Gracias al gran volumen de tortugas marinas y a la implicación e interés en la conservación marina, la Fundación CRAM obtiene una valiosa información sobre el estado de contaminación del mar. Es por ello de que nos encontramos ante el quito año del estudio para conocer el estado de contaminación marina del Mediterráneo con la tortuga marina como bioindicador, realizado con la colaboración de Laboratories SVR. En el estudio se analiza la presencia de plástico de las tortugas marinas que ingresan en el Centro de Recuperación de la Fundación CRAM: se analizan sus heces, el contenido digestivo en el caso de las necropsias y el número de animales enredados en basura marina.

Cabe destacar que las tortugas marinas tienden a ingerir desechos plásticos o a enredarse en ellos, tienen una gran distribución espacial y utilizan todos los compartimentos marinos (desde el fondo a la superficie), lo que las hace un gran bioindicador del estado de contaminación de los mares.

Durante el año 2023, se han analizado un total de 36 muestras de heces de tortuga marina en recuperación y en el 89% de ellas han aparecido restos de plástico, siendo el más habitual el tipo lámina (29%), seguido de filamentos (12%) y de fragmentos plásticos (12%).

También se han obtenido muestras de las 6 necropsias a tortugas marinas realizadas en el 2023, hallándose restos plásticos en 5 de ellas. El acúmulo de plásticos en el tracto digestivo no fue la causa de la muerte de estos individuos, pero en varios casos si produjo enteritis severa lo que produce dolor, anorexia y compromete inmunológicamente al animal.
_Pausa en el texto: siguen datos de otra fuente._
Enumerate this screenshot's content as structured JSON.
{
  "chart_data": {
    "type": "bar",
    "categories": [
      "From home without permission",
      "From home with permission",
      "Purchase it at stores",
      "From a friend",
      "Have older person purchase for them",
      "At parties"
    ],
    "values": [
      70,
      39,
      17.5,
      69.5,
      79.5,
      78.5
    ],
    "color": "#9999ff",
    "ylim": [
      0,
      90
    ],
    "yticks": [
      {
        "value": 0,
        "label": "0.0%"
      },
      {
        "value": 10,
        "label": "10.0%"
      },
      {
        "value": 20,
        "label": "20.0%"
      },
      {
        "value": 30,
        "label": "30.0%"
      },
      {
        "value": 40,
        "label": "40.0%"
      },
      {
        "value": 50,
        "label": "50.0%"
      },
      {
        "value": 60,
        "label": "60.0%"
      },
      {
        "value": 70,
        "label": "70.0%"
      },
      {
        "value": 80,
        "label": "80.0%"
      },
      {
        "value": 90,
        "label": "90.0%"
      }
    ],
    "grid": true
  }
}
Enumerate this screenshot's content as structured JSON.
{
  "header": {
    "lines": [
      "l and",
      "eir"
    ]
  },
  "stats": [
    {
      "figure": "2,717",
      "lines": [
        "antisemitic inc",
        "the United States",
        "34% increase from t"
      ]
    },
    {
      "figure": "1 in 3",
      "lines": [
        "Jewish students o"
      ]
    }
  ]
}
En el caso de la paciente 44 se encontraron varias perforaciones intestinales cuyo origen si pudo ser la ingestión de los tornillos que expulsó durante su estancia en el centro, por lo que sí que fue la causa de la muerte.

También han sido atendidas 3 tortugas marinas con enmalles en una de las aletas, siendo necesaria la amputación en 1 de los casos. Es fundamental que, en el caso de encontrar un animal enredado, nunca se debe retirar el material causante del enmalle, y se debe llamar inmediatamente al 112 para procurar una asistencia veterinaria que aumente las posibilidades de recuperación del animal.

Es muy importante destacar que el hallazgo de plásticos tanto a nivel macroscópico como microscópico en el interior de las tortugas marinas tiene importancia a diferentes niveles: el plástico en sí como contaminante y el plástico actuando como una esponja química ante sustancias nocivas para la salud, como puede ser el mercurio.

Estos altos porcentajes de restos plásticos en su interior indican que el mar contiene gran cantidad de residuos de este tipo, y esto influye no solo en la vida marina, si no en la vida de todos los habitantes del planeta ya sea por consumo de productos del mar como por el ciclo del agua.

Los océanos son una de las principales reservas de biodiversidad en el mundo, constituyen más del 90% del espacio habitable del planeta y contienen unas 250.000 especies conocidas. Los océanos y la vida que contienen son fundamentales para el funcionamiento saludable del planeta, ya que suministran la mitad de oxígeno que respiramos y absorben anualmente un 26% de las emisiones antropógenas de dióxido de carbono emitidas a la atmósfera.